Открыли две случайно сохранившиеся банки сардин, разложили по тарелкам яичницу, разлили. Он выпил коньяку, и голова совсем перестала болеть — разом, в одно мгновение.

И тут же пришли мысли о доме, о том кошмаре, который ожидает его на Тверской-Ямской, о Нине и матери, и настроение испортилось настолько, что возникло желание немедленно уйти, но уходить было пока неудобно. Выпили по второй и третьей, Галя зашла за дверь шкафа, переоделась и вышла в широкой длинной юбке старомодным колоколом, в косую черно-зеленую клетку, в узкой вязаной черной кофточке без рукавов, и он понял, что это для него, чтобы он не уезжал, когда все разъедутся, и твердо решил, что надо будет незаметно слинять, пока все будут еще сидеть за столом, потому что иначе все может кончиться черт его знает как. Он с раздражением в который уже раз подумал о своей судьбе — ну, почему все свободны, а он раб?! — и начал готовиться к уходу. Встав из-за стола, повязал перед зеркалом шифоньера настоящий оксфордский галстук, синий, в косую узкую красно-белую полоску, — впрочем, чешского производства, «Отаван». Снова сел, выпил коньяку, запил сухим. В голове все медленно поплыло, мысли набегали и уходили волнами.
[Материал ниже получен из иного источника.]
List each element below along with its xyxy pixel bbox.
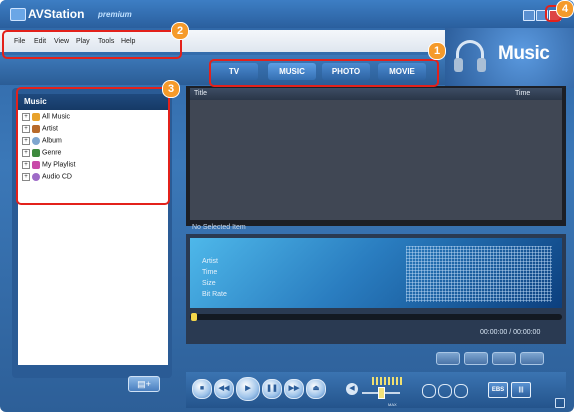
volume-icon[interactable]: ◀ bbox=[346, 383, 358, 395]
seek-handle[interactable] bbox=[191, 313, 197, 321]
mode-icon[interactable] bbox=[454, 384, 468, 398]
tracklist-header bbox=[190, 88, 562, 100]
callout-box-tabs bbox=[209, 59, 439, 87]
view-button-1[interactable] bbox=[436, 352, 460, 365]
ebs-button[interactable]: EBS bbox=[488, 382, 508, 398]
section-title: Music bbox=[498, 43, 550, 64]
view-button-2[interactable] bbox=[464, 352, 488, 365]
tracklist-body[interactable] bbox=[190, 100, 562, 220]
volume-max-label: MAX bbox=[388, 402, 397, 407]
headphones-cup-right bbox=[477, 58, 486, 72]
view-button-4[interactable] bbox=[520, 352, 544, 365]
play-button[interactable]: ▶ bbox=[236, 377, 260, 401]
headphones-cup-left bbox=[454, 58, 463, 72]
spectrum-grid bbox=[406, 246, 552, 302]
info-bitrate-label: Bit Rate bbox=[202, 291, 227, 298]
view-button-3[interactable] bbox=[492, 352, 516, 365]
selection-status: No Selected Item bbox=[192, 224, 246, 231]
callout-badge-4: 4 bbox=[556, 0, 574, 18]
minimize-icon[interactable] bbox=[523, 10, 535, 21]
callout-badge-2: 2 bbox=[171, 22, 189, 40]
resize-icon[interactable] bbox=[555, 398, 565, 408]
open-button[interactable]: ⏏ bbox=[306, 379, 326, 399]
column-title[interactable]: Title bbox=[194, 90, 207, 97]
time-readout: 00:00:00 / 00:00:00 bbox=[480, 329, 541, 336]
callout-box-library bbox=[16, 87, 170, 205]
stop-button[interactable]: ■ bbox=[192, 379, 212, 399]
shuffle-icon[interactable] bbox=[438, 384, 452, 398]
callout-badge-1: 1 bbox=[428, 42, 446, 60]
info-size-label: Size bbox=[202, 280, 216, 287]
pause-button[interactable]: ❚❚ bbox=[262, 379, 282, 399]
library-tree-empty-area bbox=[18, 205, 168, 365]
callout-badge-3: 3 bbox=[162, 80, 180, 98]
app-logo-icon bbox=[10, 8, 26, 21]
app-window: AVStation premium File Edit View Play To… bbox=[0, 0, 574, 412]
column-time[interactable]: Time bbox=[515, 90, 530, 97]
equalizer-button[interactable]: ||| bbox=[511, 382, 531, 398]
info-time-label: Time bbox=[202, 269, 218, 276]
callout-box-menu bbox=[2, 30, 182, 59]
repeat-icon[interactable] bbox=[422, 384, 436, 398]
title-bar bbox=[0, 0, 574, 28]
volume-knob[interactable] bbox=[378, 387, 385, 399]
info-artist-label: Artist bbox=[202, 258, 218, 265]
next-button[interactable]: ▶▶ bbox=[284, 379, 304, 399]
previous-button[interactable]: ◀◀ bbox=[214, 379, 234, 399]
volume-level-bars bbox=[372, 377, 402, 385]
seek-bar[interactable] bbox=[190, 314, 562, 320]
app-title: AVStation bbox=[28, 7, 85, 21]
add-playlist-button[interactable]: ▤+ bbox=[128, 376, 160, 392]
app-edition: premium bbox=[98, 10, 132, 19]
Кто-то — кажется, Игорь — собрал последние рубли со всех, у Белого вообще не оказалось, сам Кирей снова вложил пятерку, а он дал последний трояк, оставив два рубля на такси. Кирей же и сбегал, принес две бутылки коньяку и колбасы. Галя пошла на кухню резать и жарить колбасу, и он сумел сообразить, что лучшего времени, чтобы слинять, не будет. Выпил вместе со всеми, потом, в общем шуме и гаме, незамеченный, взял свой синий блейзер — вещи не было цены, привезена из Нью-Йорка, сам штатник надевал два раза, красная шелковая подкладка, пуговицы с вензелем Ivy League — и тихонько вышел в прихожую.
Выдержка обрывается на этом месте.